Me agarra del cuello y comienza a apretar,
privándome de aire. Duele, me queman los pulmones, pero me obligo a intentar
respirar. Me obligo incluso cuando ya estoy muerta.
No es consciente de que me ha matado, al
menos durante un momento. Se queda mirando mi rostro, mis ojos abiertos
dirigidos inertes al techo, observándome como si creyera que soy parte de un
sueño.
Sólo cuando por fin se entera que lo que me
ha hecho se levanta de encima mía. Está a punto de hiperventilar, nunca he
visto tanto miedo en su expresión.
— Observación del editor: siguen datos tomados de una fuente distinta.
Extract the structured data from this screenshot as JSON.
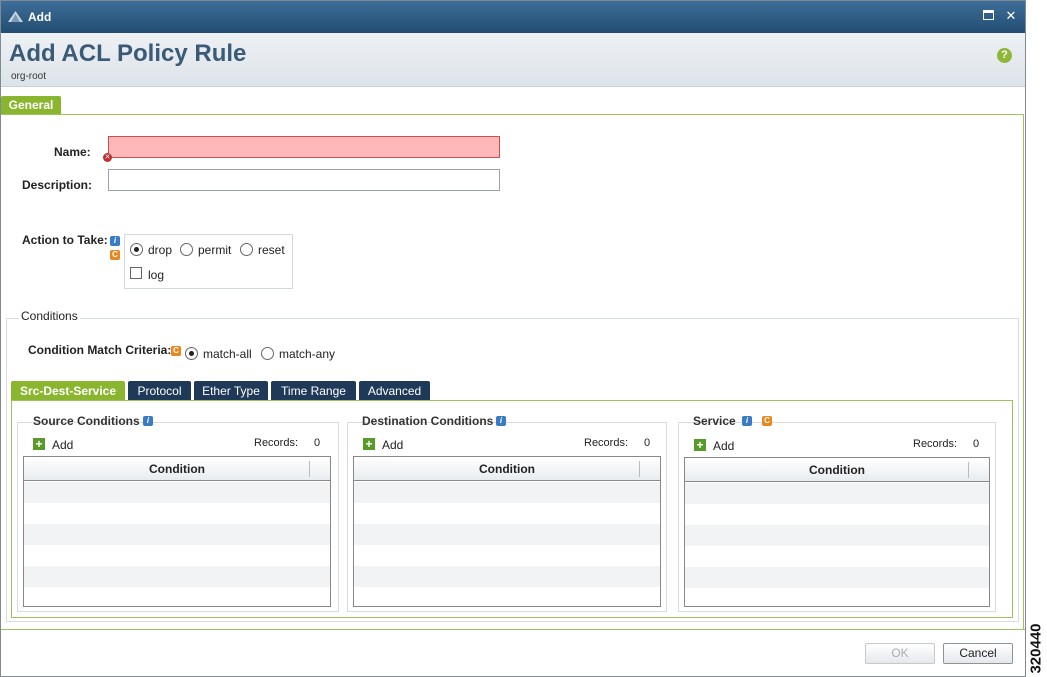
{
  "window": {
    "title": "Add",
    "maximize_icon": "maximize-icon",
    "close_icon": "close-icon"
  },
  "header": {
    "title": "Add ACL Policy Rule",
    "org": "org-root",
    "help_icon": "help-icon"
  },
  "tabs": {
    "general": "General"
  },
  "form": {
    "name_label": "Name:",
    "name_value": "",
    "description_label": "Description:",
    "description_value": "",
    "action_label": "Action to Take:",
    "actions": [
      "drop",
      "permit",
      "reset"
    ],
    "selected_action": "drop",
    "log_label": "log",
    "log_checked": false
  },
  "conditions": {
    "title": "Conditions",
    "match_label": "Condition Match Criteria:",
    "match_options": [
      "match-all",
      "match-any"
    ],
    "selected_match": "match-all",
    "subtabs": [
      "Src-Dest-Service",
      "Protocol",
      "Ether Type",
      "Time Range",
      "Advanced"
    ],
    "active_subtab": "Src-Dest-Service",
    "groups": [
      {
        "title": "Source Conditions",
        "add_label": "Add",
        "records_label": "Records:",
        "records_count": "0",
        "column": "Condition"
      },
      {
        "title": "Destination Conditions",
        "add_label": "Add",
        "records_label": "Records:",
        "records_count": "0",
        "column": "Condition"
      },
      {
        "title": "Service",
        "add_label": "Add",
        "records_label": "Records:",
        "records_count": "0",
        "column": "Condition"
      }
    ]
  },
  "footer": {
    "ok_label": "OK",
    "cancel_label": "Cancel"
  },
  "side_label": "320440",
  "colors": {
    "accent": "#8ab52f",
    "titlebar": "#2b5a82",
    "error": "#ffb8b8",
    "dark_tab": "#1e3a58"
  }
}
Supongo que es irónico que se muestre tan
preocupado cuando él sigue vivo y yo ya no estoy por su culpa, pero permanezco
sentada junto a mi cuerpo mientras le observo caminar a trompicones de un lado
a otro de la habitación.
Se agacha y me sujeta las manos, pero luego
recapacita y se levanta de nuevo para ir a buscar un trapo con el que limpiármelas.
El muy idiota se cree que nadie sospechará de él si no encuentran sus huellas
en mi cuerpo, a pesar de que es mi marido. Frota con la tela todo mi cuerpo,
incluyendo la nueva marca amoratada que ha aparecido en mi cuello, sin que en
sus ojos aparezca ningún rastro de arrepentimiento. Sólo quiere librarse de mí,
de la responsabilidad por haber acabado con mi vida, le doy igual yo.
Después de deslizar el trapo por todos y
cada uno de los muebles del salón se marcha de allí, dejándome tirada junto a
la mesa de café. Me encanta esta mesa, cuando la compramos estaba deseando
poder usarla hasta ser una anciana. Es increíble cómo ocurren las cosas.
Vuelve al cabo de un rato y con cuidado me
coge en volandas, moviéndose con precaución como si creyera que de un momento a
otro mi cuerpo revivirá para rebelarse y darle unas patadas. Me encantaría
hacerlo, ojalá fuera posible, sería genial poder golpear esa cara que sólo
refleja temor.
Me lleva al garaje y me arroja en el
maletero abierto, sin preocuparse un instante por al menos tratar mis restos
con un poco de dignidad. Me siento ofendida: suponía que reaccionaría como en
las películas que siempre he visto, como dicen en las series de policías,
tratándome con cuidado y delicadeza y con lágrimas en los ojos arrepentido por
haberme matado. Ya veo que no le importo tanto.
El trayecto en coche se me hace eterno en
la oscuridad, pero cuando por fin me saca la noche que me espera en el exterior
es tan cerrada que no supone una gran diferencia. De nuevo en sus brazos, me
conduce a través del bosque hasta una zona poco transitada, junto al río, y me
tiende en la orilla de cualquier manera. Hace amago de cubrirme con las hojas,
pero parece cambiar de idea, y una última mirada de soslayo es todo lo que
obtengo de él antes de que se pierda entre los árboles.
De modo que es esto. Finalmente, así ha
acabado lo nuestro. Me siento junto a mi misma y me quedo contemplando el discurrir
del río, alguien terminará encontrándome.